The Commonwealth Government recently passed the Treasury Laws Amendment (Enhancing Whistleblower Protections) Act 2019 (Cth), revamping the current whistleblowing scheme in Part 9.4AAA of the Corporations Act 2001 (Cth).

The amendments significantly alter and expand protection for ‘eligible whistleblowers’ who report wrongdoing in the corporate sphere and are likely to affect approximately 33,000 companies.

Key changes

The key changes include:

  • the expansion of the definition of ‘whistleblower’ to cover officers, employees (paid and unpaid), individuals supplying goods and services (both paid and unpaid) and their employees, associates, and the relatives and dependents of any of the above listed
  • allowing and protecting anonymous disclosures
  • allowing the identity of whistleblowers to be protected
  • providing immunity to whistleblowers from civil, criminal, or administrative liability for protected disclosures
  • providing protection for disclosure to journalists or parliamentarians in certain circumstances
  • introducing civil penalties for victimising or breaching the confidentiality of a whistleblower
  • providing for a reverse onus of proof where an individual seeks compensation, once they have established they suffered detriment
  • specifically excluding ‘personal work-related grievances’ from protection.

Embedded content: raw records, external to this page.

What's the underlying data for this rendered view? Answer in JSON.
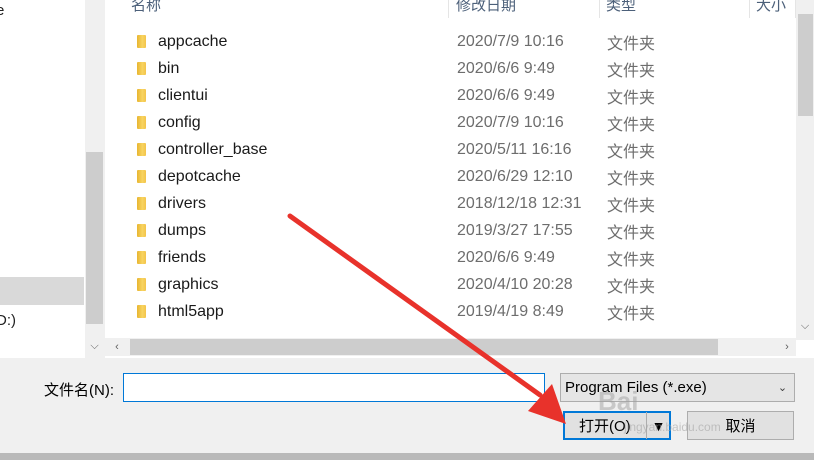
{
  "nav": {
    "partial_label_top": "e",
    "partial_label_drive": "D:)"
  },
  "columns": {
    "name": "名称",
    "modified": "修改日期",
    "type": "类型",
    "size": "大小"
  },
  "files": [
    {
      "name": "appcache",
      "date": "2020/7/9 10:16",
      "type": "文件夹"
    },
    {
      "name": "bin",
      "date": "2020/6/6 9:49",
      "type": "文件夹"
    },
    {
      "name": "clientui",
      "date": "2020/6/6 9:49",
      "type": "文件夹"
    },
    {
      "name": "config",
      "date": "2020/7/9 10:16",
      "type": "文件夹"
    },
    {
      "name": "controller_base",
      "date": "2020/5/11 16:16",
      "type": "文件夹"
    },
    {
      "name": "depotcache",
      "date": "2020/6/29 12:10",
      "type": "文件夹"
    },
    {
      "name": "drivers",
      "date": "2018/12/18 12:31",
      "type": "文件夹"
    },
    {
      "name": "dumps",
      "date": "2019/3/27 17:55",
      "type": "文件夹"
    },
    {
      "name": "friends",
      "date": "2020/6/6 9:49",
      "type": "文件夹"
    },
    {
      "name": "graphics",
      "date": "2020/4/10 20:28",
      "type": "文件夹"
    },
    {
      "name": "html5app",
      "date": "2019/4/19 8:49",
      "type": "文件夹"
    }
  ],
  "footer": {
    "filename_label": "文件名(N):",
    "filename_value": "",
    "filter_value": "Program Files (*.exe)",
    "open_label": "打开(O)",
    "cancel_label": "取消"
  },
  "watermark": {
    "main": "Bai",
    "sub": "jingyan.baidu.com"
  },
  "colors": {
    "accent": "#0078d7",
    "annotation_arrow": "#e8322b",
    "folder": "#f3c44a"
  },
  "icons": {
    "folder": "folder-icon",
    "scroll_up": "chevron-up-icon",
    "scroll_down": "chevron-down-icon",
    "scroll_left": "chevron-left-icon",
    "scroll_right": "chevron-right-icon",
    "dropdown": "chevron-down-icon"
  }
}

Will companies require a whistleblower policy?

The amendments make it mandatory for all public companies, large proprietary companies or corporate trustees of registrable superannuation entities to have a whistleblower policy and to make that policy available to officers and employees of the company.

Under the Corporations Act, a business will be a ‘large proprietary company’ if it and its related entities have at least two of the following:

  • an annual consolidated revenue of in excess of $25 million
  • the value of consolidated gross assets controlled are in excess of $12.5 million
  • 50 or more employees.

What must a whistleblower policy contain?

Under the amendments, a whistleblower policy is required to outline:

  • information about how the policy is to be made available
  • how and to whom disclosure should be made
  • the protections granted to whistleblowers, including under the Corporations Act
  • information about the support and protection that will be provided to whistleblowers by the company
  • how the fair treatment of employees who are mentioned in protected disclosures will be ensured
  • the investigative actions the company will take in circumstances where a disclosure is made.

Companies who fail to ensure that a whistleblower’s identity remains anonymous will face significant penalties and possible criminal charges. Exemptions remain for disclosures made to legal practitioners, ASIC, APRA and the AFP.

How long does my company have?

The amendments will come into effect from 1 July 2019. It will apply to disclosures made on, or after, commencement.

There is still time for companies to review and implement compliant whistleblower policies.

A compliant whistleblower policy must be in place by 1 January 2020. Large proprietary companies have a deadline that is dependent on their financial year.

Failure to have a compliant policy in place by the deadline may incur a penalty of up to $126,000, to be enforced by ASIC.